The main features of GenCore 6 include:
1. Support for Multiple Sequence Database Formats:
The GenCore 6 package seamlessly supports a wide variety of input sequence database formats. These formats include: FASTA, BLAST (formatdb), GenBank, EMBL, SwissProt, GCG, NBRF, PIR, RAW, IG, PFAM (HMM).
All these formats can be directly accessed by the package with no need for any reformatting process.
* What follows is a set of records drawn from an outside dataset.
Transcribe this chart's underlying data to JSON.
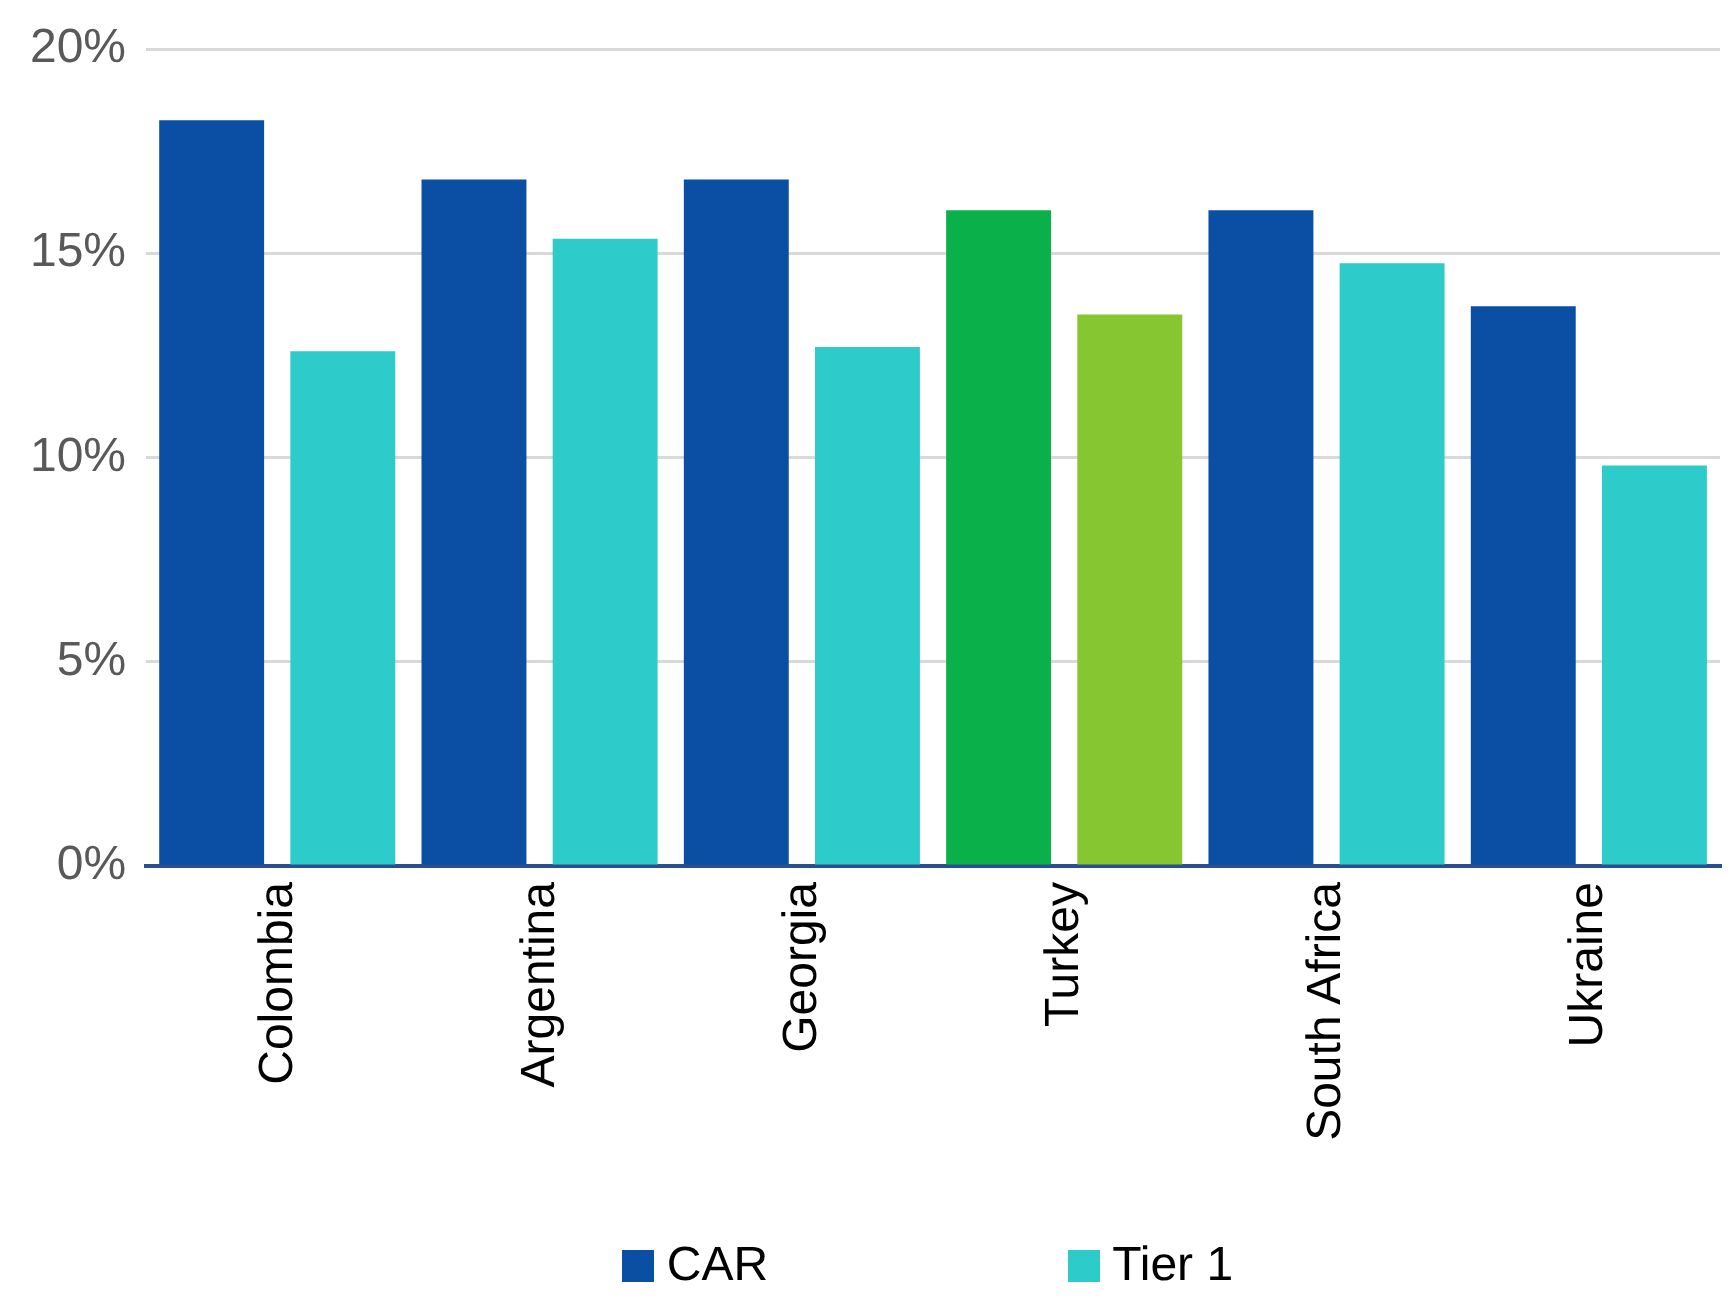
{
  "chart_data": {
    "type": "bar",
    "categories": [
      "Colombia",
      "Argentina",
      "Georgia",
      "Turkey",
      "South Africa",
      "Ukraine"
    ],
    "series": [
      {
        "name": "CAR",
        "color": "#0a4fa3",
        "colors": [
          "#0a4fa3",
          "#0a4fa3",
          "#0a4fa3",
          "#0ab04a",
          "#0a4fa3",
          "#0a4fa3"
        ],
        "values": [
          18.25,
          16.8,
          16.8,
          16.05,
          16.05,
          13.7
        ]
      },
      {
        "name": "Tier 1",
        "color": "#2ecbcb",
        "colors": [
          "#2ecbcb",
          "#2ecbcb",
          "#2ecbcb",
          "#86c630",
          "#2ecbcb",
          "#2ecbcb"
        ],
        "values": [
          12.6,
          15.35,
          12.7,
          13.5,
          14.75,
          9.8
        ]
      }
    ],
    "ylim": [
      0,
      20
    ],
    "yticks": [
      {
        "value": 0,
        "label": "0%"
      },
      {
        "value": 5,
        "label": "5%"
      },
      {
        "value": 10,
        "label": "10%"
      },
      {
        "value": 15,
        "label": "15%"
      },
      {
        "value": 20,
        "label": "20%"
      }
    ],
    "grid": "y",
    "legend": "bottom"
  }
}
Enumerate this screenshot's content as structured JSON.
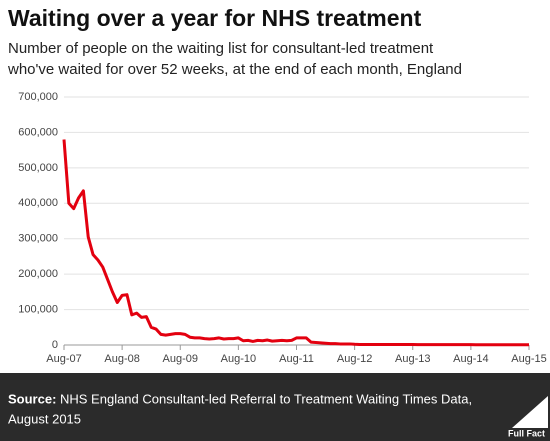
{
  "chart_data": {
    "type": "line",
    "title": "Waiting over a year for NHS treatment",
    "subtitle": [
      "Number of people on the waiting list for consultant-led treatment",
      "who've waited for over 52 weeks, at the end of each month, England"
    ],
    "categories": [
      "Aug-07",
      null,
      null,
      null,
      null,
      null,
      null,
      null,
      null,
      null,
      null,
      null,
      "Aug-08",
      null,
      null,
      null,
      null,
      null,
      null,
      null,
      null,
      null,
      null,
      null,
      "Aug-09",
      null,
      null,
      null,
      null,
      null,
      null,
      null,
      null,
      null,
      null,
      null,
      "Aug-10",
      null,
      null,
      null,
      null,
      null,
      null,
      null,
      null,
      null,
      null,
      null,
      "Aug-11",
      null,
      null,
      null,
      null,
      null,
      null,
      null,
      null,
      null,
      null,
      null,
      "Aug-12",
      null,
      null,
      null,
      null,
      null,
      null,
      null,
      null,
      null,
      null,
      null,
      "Aug-13",
      null,
      null,
      null,
      null,
      null,
      null,
      null,
      null,
      null,
      null,
      null,
      "Aug-14",
      null,
      null,
      null,
      null,
      null,
      null,
      null,
      null,
      null,
      null,
      null,
      "Aug-15"
    ],
    "values": [
      580000,
      400000,
      385000,
      415000,
      435000,
      305000,
      255000,
      240000,
      220000,
      185000,
      150000,
      120000,
      140000,
      142000,
      85000,
      90000,
      78000,
      80000,
      50000,
      45000,
      30000,
      28000,
      30000,
      32000,
      32000,
      30000,
      22000,
      20000,
      20000,
      18000,
      17000,
      18000,
      20000,
      17000,
      18000,
      18000,
      20000,
      12000,
      13000,
      10000,
      13000,
      12000,
      14000,
      11000,
      12000,
      13000,
      12000,
      13000,
      20000,
      20000,
      20000,
      8000,
      7000,
      6000,
      5000,
      4000,
      4000,
      3000,
      3000,
      3000,
      2000,
      1500,
      1500,
      1500,
      1500,
      1500,
      1500,
      1500,
      1500,
      1500,
      1500,
      1500,
      1500,
      1000,
      1000,
      1000,
      1000,
      1000,
      1000,
      1000,
      1000,
      1000,
      1000,
      1000,
      1000,
      700,
      700,
      700,
      700,
      700,
      700,
      700,
      700,
      700,
      700,
      700,
      700
    ],
    "color": "#e3000f",
    "ylim": [
      0,
      700000
    ],
    "yticks": [
      0,
      {
        "value": 100000,
        "label": "100,000"
      },
      {
        "value": 200000,
        "label": "200,000"
      },
      {
        "value": 300000,
        "label": "300,000"
      },
      {
        "value": 400000,
        "label": "400,000"
      },
      {
        "value": 500000,
        "label": "500,000"
      },
      {
        "value": 600000,
        "label": "600,000"
      },
      {
        "value": 700000,
        "label": "700,000"
      }
    ],
    "grid": true,
    "source_label": "Source:",
    "source": [
      "NHS England Consultant-led Referral to Treatment Waiting Times Data,",
      "August 2015"
    ],
    "logo": "Full Fact"
  }
}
Furthermore, the package can integrate different database formats through the use of database configuration files and FARM files.
In addition, an optional indexing mechanism, that supports all the above formats, can be used for faster and more efficient access to individual sequences within the various databases.
2. Multi-Query Support:
The GenCore 6 package inherently supports multi-query processing. Multiple sequences, or even a database subset, can be submitted as the search query set. The query can be in any supported database format, as described above.
The software processing engine will divide the query set into small groups and automatically generate a result file per each query sequence.
3. Support for a Rich Set of Search Algorithms and Parameters:
The GenCore 6 package supports a wide variety of search algorithms, including Smith-Waterman, ProfileSearch, ProfileScan, Translated searches, Frame+, ProfileFrame+, HMMsearch, HMMScan, GeneWise.
The package enables full user control over the values of the different search parameters such as gap penalties, comparison tables, translation tables, scoring and normalization methods, and others. If not specified, optimal default values, that can also be customized by the user, are automatically used by the software.
4. Highly Optimized Code provides Significant Speed Improvement:
Through the use of generic or processor specific optimized code for the most popular search algorithms, GenCore 6 provides significant speed improvement relative to standard software implementations. Generic code optimizations provide up to 3-fold speed improvement on almost any processing machine type. Processor specific optimizations were developed for the SSE2 instruction sets, embedded within the Intel Xeon or Pentium-4, and the AMD Athlon 64 or Opteron processors. Such processor specific optimizations provide up to 10-fold improvement on Linux machines with supported processors.
5. Multi-Threaded Operation:
With full support for multi-threaded operation, GenCore 6 enables full utilization of multiprocessor Unix machines. Through the use of multi-threading all the processors within a single machine can process a single database search run. In addition, multi-threading enables full utilization of Intel's new hyperthreading technology and future multicore processors. Utilizing four threads on a dual Pentium-4 Linux machine provides about 3-fold speed improvement relative to a single threaded operation.
6. Fast and Robust Alignment even for Very Long Sequences:
Through the use of linear memory alignment algorithm, GenCore 6 is able to produce the accurate alignment for even very long sequences. Such linear memory alignment is used for all the supported search algorithms through unique technology developed by Biocceleration. In addition, since the alignment end point is usually known, accurate band linear memory alignment is used, thus providing orders of magnitude speed improvement relative to a full matrix alignment. The band alignment is constructed in such a way that guarantees the accuracy of the resulting alignment.
7. Multiple Normalization Methods:
GenCore 6 supports several scoring normalization methods, as might be required by different annotation and research projects. The supported normalization methods are the Pearson statistical method, logarithm normalization and standard normalization.
These normalization methods are supported for all the search algorithms and minimum and maximum thresholds can be set for any of the normalization methods scores.
8. Support for various Result File Formats:
For easy integration in different Bioinformatics environments, GenCore 6 support various result file formats. The currently supported formats are PFS, GeneWise, and IG/Maspar. Additional result file formats can be easily integrated into the package through a dedicated output format software layer.